The initiative, unveiled during Hunger Action Month, is designed to remove barriers and increase enrollment in the Pennsylvania Senior Food Box Program, which provides life-sustaining meal deliveries and nutrition services to eligible older Pennsylvanians.
“It’s high time that Pennsylvania’s food assistance programs offer services tailored to the unique needs of their recipients and actively work to remove barriers to access,” said Redding.
Barriers
More than 300,000 Pennsylvania seniors are eligible for the Pennsylvania Senior Food Box Program, but only about 35,000 are enrolled to receive it this year. Seniors often face barriers to access for food assistance programs because of issues such as transportation, mobility or technology.
Program
Hunger-Free Pennsylvania, Feeding Pennsylvania and their network of food banks are partnering with DoorDash where its coverage overlaps with agencies administering the food box program. Dashers then will deliver boxes to seniors in need. As with any DoorDash delivery, dashers are compensated.
In Pennsylvania, eligible participants for the senior food box program include low-income individuals who are at least 60 and whose household income is at or below 130% of the U.S. poverty level. Seniors can fill out the self-certification form at agriculture.pa.gov/seniorfoodbox or call 800-468-2433 to be directed to the regional food bank distributing the senior food box in their county of residence.
This partnership with DoorDash is part of the company’s work through Project DASH, an initiative that connects food banks and food pantries with clients through last mile delivery. To date, Project DASH has made more than 900,000 deliveries of an estimated more than 15 million meals in more than 900 cities in the U.S. and Canada.
Counties
The program is already up and running in several communities across the commonwealth. More than 365 meals have been delivered as part of the launch. In southwestern Pennsylvania, Westmoreland Food Bank, Fayette County Community Action Food Bank and Food Helpers are among the first to utilize the service, with deliveries set for seniors who signed up for the service.
Currently, 10 counties are being served by DoorDash as part of the partnership. They include Bucks, Dauphin, Erie, Fayette, Luzerne, Montgomery, Philadelphia, Washington, Westmoreland and York.

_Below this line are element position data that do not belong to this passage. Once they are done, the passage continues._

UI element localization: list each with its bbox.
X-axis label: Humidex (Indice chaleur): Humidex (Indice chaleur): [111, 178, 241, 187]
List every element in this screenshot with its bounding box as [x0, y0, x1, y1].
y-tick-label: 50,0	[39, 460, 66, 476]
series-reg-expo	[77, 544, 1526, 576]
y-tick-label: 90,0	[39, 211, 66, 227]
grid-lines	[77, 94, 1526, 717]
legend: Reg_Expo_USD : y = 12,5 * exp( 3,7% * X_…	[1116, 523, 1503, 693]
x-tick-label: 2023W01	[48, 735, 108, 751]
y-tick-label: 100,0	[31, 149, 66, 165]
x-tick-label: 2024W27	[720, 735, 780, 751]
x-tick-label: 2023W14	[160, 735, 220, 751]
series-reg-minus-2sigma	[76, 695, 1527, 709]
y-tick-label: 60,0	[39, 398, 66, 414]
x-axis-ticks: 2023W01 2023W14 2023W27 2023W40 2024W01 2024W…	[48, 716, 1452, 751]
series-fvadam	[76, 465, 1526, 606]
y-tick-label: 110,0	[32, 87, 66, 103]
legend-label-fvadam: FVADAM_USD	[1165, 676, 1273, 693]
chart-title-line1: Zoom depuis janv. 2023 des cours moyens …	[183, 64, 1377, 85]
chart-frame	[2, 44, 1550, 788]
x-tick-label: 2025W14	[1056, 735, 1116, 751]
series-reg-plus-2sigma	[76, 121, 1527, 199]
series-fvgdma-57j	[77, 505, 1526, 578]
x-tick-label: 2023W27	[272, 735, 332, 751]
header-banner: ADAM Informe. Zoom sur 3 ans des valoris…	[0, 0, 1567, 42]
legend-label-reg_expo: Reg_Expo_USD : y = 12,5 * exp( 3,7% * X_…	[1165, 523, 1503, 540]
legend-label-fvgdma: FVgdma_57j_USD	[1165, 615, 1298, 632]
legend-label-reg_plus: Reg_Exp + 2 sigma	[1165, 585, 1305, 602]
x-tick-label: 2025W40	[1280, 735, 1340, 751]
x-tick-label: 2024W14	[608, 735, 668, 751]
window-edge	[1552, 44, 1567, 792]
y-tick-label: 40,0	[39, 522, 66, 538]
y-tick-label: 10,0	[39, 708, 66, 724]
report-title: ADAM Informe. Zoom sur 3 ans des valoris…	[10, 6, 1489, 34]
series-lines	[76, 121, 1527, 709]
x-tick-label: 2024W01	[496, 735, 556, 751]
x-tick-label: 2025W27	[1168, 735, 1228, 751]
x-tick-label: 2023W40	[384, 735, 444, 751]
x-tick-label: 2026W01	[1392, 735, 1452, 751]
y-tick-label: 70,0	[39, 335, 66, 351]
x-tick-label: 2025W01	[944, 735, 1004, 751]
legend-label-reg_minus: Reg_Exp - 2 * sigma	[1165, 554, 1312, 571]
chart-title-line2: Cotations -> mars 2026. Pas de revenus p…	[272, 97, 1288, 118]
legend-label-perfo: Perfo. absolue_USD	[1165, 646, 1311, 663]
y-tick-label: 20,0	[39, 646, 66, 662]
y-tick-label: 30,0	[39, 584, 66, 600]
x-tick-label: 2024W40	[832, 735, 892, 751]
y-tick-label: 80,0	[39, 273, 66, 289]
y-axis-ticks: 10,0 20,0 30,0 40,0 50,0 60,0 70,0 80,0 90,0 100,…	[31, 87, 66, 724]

The program remains open to other counties as it continues to grow. Hunger-Free Pennsylvania is the state’s partner in administering the federally-funded Senior Food Box Program, formally known as the Commodity Supplemental Food Program, which leverages government buying power to provide nutritious food packages to low-income residents.
Recently, Hunger-Free Pennsylvania and the Department of Agriculture worked together to rebrand the program to the Pennsylvania Senior Food Box Program and removed the requirement where seniors had to provide documented proof of income when applying to receive the box.
Prescriptions
Hunger-Free Pennsylvania also recently launched a pilot with PACE and PACENET, Pennsylvania’s prescription assistance programs for older adults.
Because eligibility requirements for prescription assistance and the Pennsylvania Senior Food Box Program mirror each other so closely, the organizations are able to capture people seeking low-cost prescription medication and bring them into the charitable food program.
Since its launch this summer, the effort has already drawn more than 2,800 applications for food boxes provided by nine different regional food banks.